There's a lot going on inside of Jeff, and for a while there, he's at a loss for words, though it's probably pretty clear in his expression that he knows just who Raylan's talking about. He seems practically subdued when he finally finds his voice again.
"I can see why that might freak her out."
To put it mildly.
"Athena's here. But she's okay. One piece, like you said. She's okay. Okay. Okay, good. Now I just have to find her and find a way home, easy, no problem, people get lost in alternate realities every day!" There's a slightly hysterical edge in his voice, and Jeff stops himself, breathes, looks at Raylan again and really seems to be looking at him now that he's coming down from his panicky mental jaunt. "Sorry-- shit, I don't even know your name."
no subject
It was heart breaking but there were other teenagers here already, even if they were just on their way out of it, twenty wasn't any different than nineteen or eighteen, if he was being honest. Clearly that was something that would have to be broached gently. Good. That was good. He'd be disgusted beyond logical reason if someone with his face didn't give a shit about kids. He'd be happy to have more eyes on the young people that he was not nearly as good with.
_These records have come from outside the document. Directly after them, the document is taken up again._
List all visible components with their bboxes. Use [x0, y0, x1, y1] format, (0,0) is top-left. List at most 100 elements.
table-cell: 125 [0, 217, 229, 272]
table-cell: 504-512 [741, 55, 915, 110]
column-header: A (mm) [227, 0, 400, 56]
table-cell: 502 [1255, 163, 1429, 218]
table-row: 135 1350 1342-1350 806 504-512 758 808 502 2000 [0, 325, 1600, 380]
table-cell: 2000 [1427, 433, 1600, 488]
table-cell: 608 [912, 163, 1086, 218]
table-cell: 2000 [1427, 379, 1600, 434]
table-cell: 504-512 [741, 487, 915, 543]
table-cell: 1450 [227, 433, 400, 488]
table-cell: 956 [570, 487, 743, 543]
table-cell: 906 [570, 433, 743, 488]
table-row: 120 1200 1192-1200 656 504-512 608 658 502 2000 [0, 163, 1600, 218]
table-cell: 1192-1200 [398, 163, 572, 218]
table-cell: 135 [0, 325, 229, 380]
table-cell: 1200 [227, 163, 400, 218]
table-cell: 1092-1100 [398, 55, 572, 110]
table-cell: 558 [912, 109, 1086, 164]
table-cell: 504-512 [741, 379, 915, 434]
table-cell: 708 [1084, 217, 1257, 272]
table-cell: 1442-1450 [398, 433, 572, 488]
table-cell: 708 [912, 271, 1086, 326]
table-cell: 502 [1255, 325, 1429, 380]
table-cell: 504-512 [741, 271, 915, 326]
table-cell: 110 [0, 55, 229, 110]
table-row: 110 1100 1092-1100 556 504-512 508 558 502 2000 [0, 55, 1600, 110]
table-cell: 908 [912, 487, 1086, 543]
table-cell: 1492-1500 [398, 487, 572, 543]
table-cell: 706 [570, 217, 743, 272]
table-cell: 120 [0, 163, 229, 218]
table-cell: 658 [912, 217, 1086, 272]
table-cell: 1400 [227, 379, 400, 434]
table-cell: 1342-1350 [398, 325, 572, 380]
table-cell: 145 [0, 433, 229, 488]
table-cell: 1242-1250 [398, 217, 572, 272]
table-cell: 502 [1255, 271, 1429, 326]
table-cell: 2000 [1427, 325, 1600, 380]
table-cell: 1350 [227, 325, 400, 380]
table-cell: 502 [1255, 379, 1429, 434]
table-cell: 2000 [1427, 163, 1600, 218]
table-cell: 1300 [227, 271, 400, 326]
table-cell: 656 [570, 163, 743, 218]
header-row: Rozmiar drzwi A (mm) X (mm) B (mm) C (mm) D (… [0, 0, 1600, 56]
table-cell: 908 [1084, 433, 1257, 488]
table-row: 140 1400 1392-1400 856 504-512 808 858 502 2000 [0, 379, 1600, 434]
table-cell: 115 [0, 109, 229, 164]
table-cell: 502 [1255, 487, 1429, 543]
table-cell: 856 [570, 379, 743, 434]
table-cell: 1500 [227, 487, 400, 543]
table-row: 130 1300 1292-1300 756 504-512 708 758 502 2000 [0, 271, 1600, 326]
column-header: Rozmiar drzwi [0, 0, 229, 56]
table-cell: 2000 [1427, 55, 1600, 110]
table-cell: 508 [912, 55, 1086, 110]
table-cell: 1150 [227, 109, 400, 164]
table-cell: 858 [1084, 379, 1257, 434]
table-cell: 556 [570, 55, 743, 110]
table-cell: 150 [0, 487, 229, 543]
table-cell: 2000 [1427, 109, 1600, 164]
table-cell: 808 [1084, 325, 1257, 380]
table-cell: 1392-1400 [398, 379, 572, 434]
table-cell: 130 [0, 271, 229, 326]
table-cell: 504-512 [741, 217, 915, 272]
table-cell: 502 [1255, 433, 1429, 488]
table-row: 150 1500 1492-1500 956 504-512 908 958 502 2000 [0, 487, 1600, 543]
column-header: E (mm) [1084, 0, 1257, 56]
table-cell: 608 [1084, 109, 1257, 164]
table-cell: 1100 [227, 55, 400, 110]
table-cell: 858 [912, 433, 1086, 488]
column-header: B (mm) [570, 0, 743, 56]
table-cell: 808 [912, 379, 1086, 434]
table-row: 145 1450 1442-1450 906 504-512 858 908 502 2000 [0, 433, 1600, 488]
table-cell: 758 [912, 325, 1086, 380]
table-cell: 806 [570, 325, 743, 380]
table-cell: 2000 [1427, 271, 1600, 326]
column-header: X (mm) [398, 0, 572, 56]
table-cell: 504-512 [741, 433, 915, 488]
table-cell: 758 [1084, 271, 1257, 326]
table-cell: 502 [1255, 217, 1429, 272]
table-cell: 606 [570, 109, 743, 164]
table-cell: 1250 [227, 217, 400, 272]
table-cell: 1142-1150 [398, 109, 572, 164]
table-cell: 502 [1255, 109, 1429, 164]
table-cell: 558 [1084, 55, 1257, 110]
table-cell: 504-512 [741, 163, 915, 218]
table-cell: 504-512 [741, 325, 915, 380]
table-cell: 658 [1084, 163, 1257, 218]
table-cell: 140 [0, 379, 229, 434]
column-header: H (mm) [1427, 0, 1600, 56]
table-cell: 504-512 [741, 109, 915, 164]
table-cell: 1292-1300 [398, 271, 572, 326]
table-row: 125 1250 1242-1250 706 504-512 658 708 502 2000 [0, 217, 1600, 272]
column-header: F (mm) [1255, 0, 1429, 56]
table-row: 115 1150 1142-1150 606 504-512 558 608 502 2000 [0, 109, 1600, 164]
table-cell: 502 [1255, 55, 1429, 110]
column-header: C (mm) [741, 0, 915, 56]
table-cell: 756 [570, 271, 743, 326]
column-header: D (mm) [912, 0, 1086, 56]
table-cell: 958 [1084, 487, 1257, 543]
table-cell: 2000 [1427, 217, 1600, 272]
A gentle smile curled on Raylan's lips, eyes closing for a half second as he nods and finally steps over the self-drawn line to reach out and drop a hand on Jeff's shoulder, though he watches it happen, just in case his hand sinks through his shoulder instead. It doesn't, thank fuck, and with a relieved breath, Raylan continues.
"Raylan Givens and I hate to be the one to break it to you, but you're gonna need to go shoppin' here. Get you a coat that you're not gonna freeze in." His hand drew back to point at Jeff directly. "Layer. Very important. Temps here get well below freezing. You'll need to find a house worth squattin' in too. My house can help get you some supplies to start, hold you over for a few days at least, til we can all find some more."
He ambled over towards the racks. "Boots and hat aside, seems like we might have the same general taste in clothin'. The only jean jacket I found is already mine so you'll have to do with somethin' else.." He pulled an extra large woman's puffer jacket out, fur edged hood and everything, holding it out for Jeff's inspection as he flicked through more of the rack like he hadn't just told the man he wasn't leaving.